Defending champion Emerson Fittipaldi will have a lot more going for him at the 500 than his give-no-quarter driving style

To many of the 30 million people tuned to the 1989 Indianapolis 500, Emerson Fittipaldi was just another race driver with a foreign name. But that perception suddenly changed on the next to last lap, when he became the embodiment of the daring, dashing driver who gives no quarter and expects none in return. As Fittipaldi and Al Unser Jr. dived into the third turn, fiat-out at 200 mph, side by side on a final sprint to the checkered flag, their wheels touched. Fittipaldi's car wiggled but somehow stayed on course to victory. Unser spun and smacked the wall.

Either could have prevented the incident by lifting off the throttle and yielding the line, but what driver is going to back off when he is 60 seconds from winning the most famous race in the world? Certainly not Fittipaldi, a two-time Formula One world champion who drew on experience accumulated over more than two decades of racing and coolly used traffic to take the advantageous inside line from Unser. He figured the race was his to win.

Seven days later another Fittipaldi was on display. This time he was leading the Miller 200 on the one-mile oval at Wisconsin State Fair Park. As he was lapping a slower car, the driver cut him off.

"Then I made a big mistake," Fittipaldi says. "I was so upset with him, I raised my fist. But when I did that, it upset the balance of my car because I was in his draft. I lost control. I spun and hit the wall. I had to go into the pits [to check for damage and change tires]. I recovered my position and was nearly leading the race again, then the rear suspension collapsed because I had touched the wall."

Fittipaldi went on to win the next three races—in Detroit, Portland, Ore., and Cleveland—to tie Rick Mears and Bobby Rahal for the Championship Auto Racing Teams record for consecutive victories. He won his fifth race of the 15-race CART season on Sept. 24 in Nazareth, Pa. By beating Mears to the finish there, Fittipaldi assured himself of the 1989 Indy Car championship.

This year Fittipaldi has joined Mears and Danny Sullivan on the team owned by Roger Penske. All told, the three Penske drivers have five Indianapolis 500 victories (Mears won in 1979, '84 and '88; Sullivan in '85). What's more, Fittipaldi is sitting on the pole for Sunday's race, having qualified at 225.301 mph, with Mears right next to him at 224.215 mph and Sullivan in ninth at 220.310 mph, despite having to make a weather-delayed qualifying run in very windy conditions last Saturday. However, on the inside of the third row, in the No. 7 position, will be Unser at 220.920 mph. Little Al, who qualified on the same day as Sullivan, may have the fastest car at the Speedway—in practice he had a 228.502 lap, the best ever turned at the Brickyard.

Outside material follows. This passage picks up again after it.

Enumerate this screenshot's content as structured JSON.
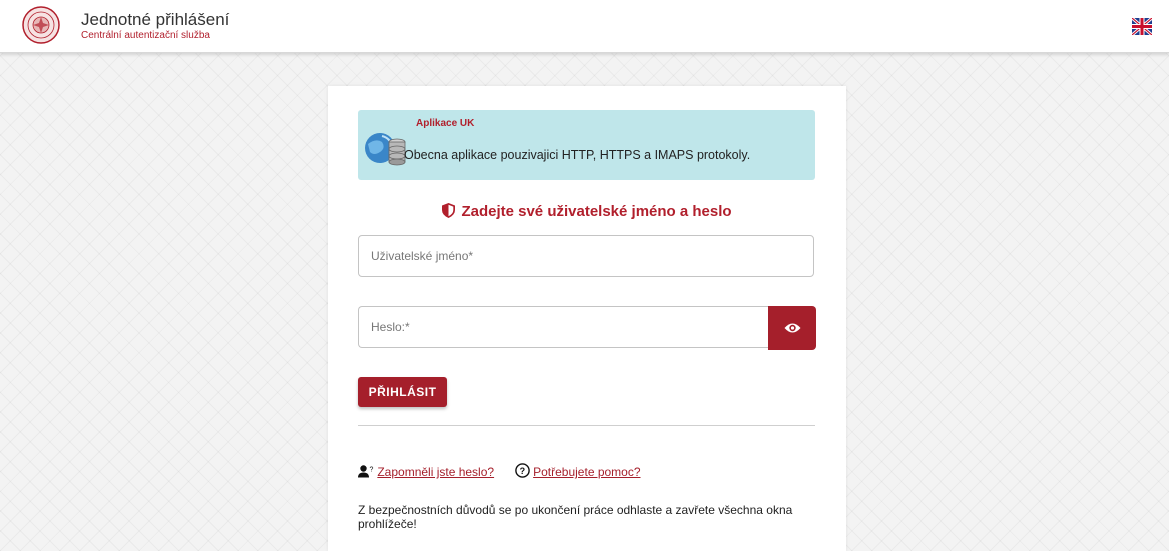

The sixth-fastest qualifying time (222.025 mph) went to Mario Andretti, the only driver besides Fittipaldi to have won the Formula One world championship (Fittipaldi's titles came in 1972 and '74, Andretti's in 78), the Indy 500 (Andretti won in '69) and the Indy Car title (Andretti has won the championship four times). That international hat trick might demand drivers with international backgrounds. Andretti, 50, lived in Italy until age 15, when he was brought to Nazareth, Pa. There he cut his racing teeth on jalopies, dreaming of the day he would be going back to Europe to compete on the Grand Prix circuit.

Fittipaldi grew up in S‚Äö√†√∂¬¨¬£o Paulo, Brazil. His father was a motor sports journalist and broadcaster. "My father's of Italian background," says the 43-year-old Fittipaldi. "I have Italian blood, hot blood. My mother is Russian, the other way. I can be, too. I can be very cold when I need to be—under pressure, for example. That's a big advantage. But still, many things scare me—heights, roller coasters, sharks—anything you don't have control over. But to be a good racing driver you have to be brave, and you have to be afraid. You have to balance the brave and the afraid."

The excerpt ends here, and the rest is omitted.